Hilary Kramer describes some small biotech companies you should look at, as well as a few large drug companies with nice yields.

Hilary, you have got an impressive background in your record on biotech. Where are you looking right now?

There are biotechs that are just growing companies that are still small. One is MEI Pharmaceuticals (MEIP). You want to own this company in the $9 area. It is an oncology company; it has breakthrough technologies in pinpointing the cancerous cells but keeping the ones that are healthy around it staying healthy and being targeted in their therapeutics.

Now, of course, any biotech is risky, so you want to buy more as a diverse basket.

Another company I love is Intercept Pharmaceuticals (ICPT). Many people haven’t heard of ICPT because it only went public in October. Now MEIP is such a small company that it is under the radar, but Intercept is a larger company that has an orphan drug up for approval in 2014 with the FDA for bile duct disease—liver disease.

Now here is the catch: orphan diseases receive special consideration, subsidies, tax breaks, so there is all sorts of incentive for pharmaceutical companies to do R&D for orphan drugs. But the beauty of Intercept is that their drug, which is very effective for these liver bile diseases, also has applications to the liver in general. Cirrhosis of the liver should obviously be a deadly disease, as well as other areas of the body where there might be disease.

But you are looking at a company, Intercept, that today no one knows. It doubled, pulled back to the low $30s from a high of $42, so this is the right time to go into Intercept. Someone is going to snatch up that company, because this is an area—just like there is so much research needed in the area of diabetes, heart disease, oncology—you want to be in a drug company that specializes in liver diseases.

As we go from biotech, a perhaps different subject: big pharmaceuticals. Any thoughts about those?

Yes, for anyone who wants income, you want to own some of the largest pharma companies. You can really make money, especially with big names like Bristol-Myers (BMY), even companies like Eli Lilly (LLY) that have lost so many of patents on their big blockbuster drugs.

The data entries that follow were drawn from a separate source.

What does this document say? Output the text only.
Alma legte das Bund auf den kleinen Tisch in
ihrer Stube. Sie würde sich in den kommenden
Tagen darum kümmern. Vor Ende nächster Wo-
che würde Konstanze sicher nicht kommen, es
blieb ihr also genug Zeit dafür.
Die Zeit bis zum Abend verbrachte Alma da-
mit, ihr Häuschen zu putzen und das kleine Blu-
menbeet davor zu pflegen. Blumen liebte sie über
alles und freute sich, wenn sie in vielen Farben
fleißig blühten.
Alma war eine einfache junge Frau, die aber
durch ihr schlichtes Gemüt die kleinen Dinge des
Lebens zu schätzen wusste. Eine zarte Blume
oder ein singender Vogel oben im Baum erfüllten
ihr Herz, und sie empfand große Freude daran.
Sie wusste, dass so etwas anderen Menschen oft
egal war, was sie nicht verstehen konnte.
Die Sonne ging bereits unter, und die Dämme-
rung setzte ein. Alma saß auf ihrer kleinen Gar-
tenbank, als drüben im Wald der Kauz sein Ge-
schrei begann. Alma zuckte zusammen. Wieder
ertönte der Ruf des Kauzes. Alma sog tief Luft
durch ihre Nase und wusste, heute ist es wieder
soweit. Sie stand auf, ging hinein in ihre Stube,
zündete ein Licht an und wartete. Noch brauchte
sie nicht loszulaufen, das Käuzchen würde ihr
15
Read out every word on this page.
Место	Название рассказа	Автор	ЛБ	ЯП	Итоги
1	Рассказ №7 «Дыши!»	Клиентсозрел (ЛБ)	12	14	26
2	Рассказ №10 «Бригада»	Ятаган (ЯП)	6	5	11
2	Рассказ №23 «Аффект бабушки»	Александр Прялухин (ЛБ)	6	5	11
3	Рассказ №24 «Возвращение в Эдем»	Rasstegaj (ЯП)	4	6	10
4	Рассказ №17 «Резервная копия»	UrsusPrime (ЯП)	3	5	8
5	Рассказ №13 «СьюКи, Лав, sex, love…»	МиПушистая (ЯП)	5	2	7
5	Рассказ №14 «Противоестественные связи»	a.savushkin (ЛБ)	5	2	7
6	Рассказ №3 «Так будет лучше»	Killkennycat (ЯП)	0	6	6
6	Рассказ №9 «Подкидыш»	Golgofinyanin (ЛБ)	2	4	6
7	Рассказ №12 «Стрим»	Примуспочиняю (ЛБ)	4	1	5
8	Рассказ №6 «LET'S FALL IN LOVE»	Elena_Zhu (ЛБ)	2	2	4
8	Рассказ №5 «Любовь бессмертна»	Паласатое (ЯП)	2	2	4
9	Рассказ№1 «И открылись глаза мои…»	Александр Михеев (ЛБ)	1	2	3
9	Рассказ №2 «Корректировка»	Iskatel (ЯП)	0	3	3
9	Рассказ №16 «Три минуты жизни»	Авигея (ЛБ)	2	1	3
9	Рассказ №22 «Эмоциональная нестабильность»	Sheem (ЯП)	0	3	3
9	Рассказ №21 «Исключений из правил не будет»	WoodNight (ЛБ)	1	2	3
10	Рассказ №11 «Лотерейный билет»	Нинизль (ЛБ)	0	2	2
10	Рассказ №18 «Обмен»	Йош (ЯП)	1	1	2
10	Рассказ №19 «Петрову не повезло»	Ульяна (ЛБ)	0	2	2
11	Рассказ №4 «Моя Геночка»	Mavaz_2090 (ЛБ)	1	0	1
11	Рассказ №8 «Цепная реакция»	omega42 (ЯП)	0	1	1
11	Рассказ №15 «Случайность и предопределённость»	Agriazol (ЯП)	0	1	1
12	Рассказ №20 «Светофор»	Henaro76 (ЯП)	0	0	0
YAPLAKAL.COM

But my favorite area, where sometimes you can have a little more yield and a little bit more diverse global exposure—and again, I am a real believer in being globally invested—is with companies like Sanofi (SNY), which trades with an ADR here in the US. That is a French company.

They make a lot of vaccines—vaccines for animals, vaccines for human beings—and have an incredible distribution network around the world. Vaccines will become more and more important as the emerging markets become more developed, have more income, and pass laws and rules requiring vaccinations of herds and of those of us that are human.

I also of course love Glaxo (GSK). I think Glaxo is a wonderful company that has therapeutic spanning oncology all the way to HIV and many chronic illnesses. So that is another one, Glaxo, which will be a great one to buy. I am a strong recommender of those that want income—not just to be in utilities and diversified industrials. Go for big pharma.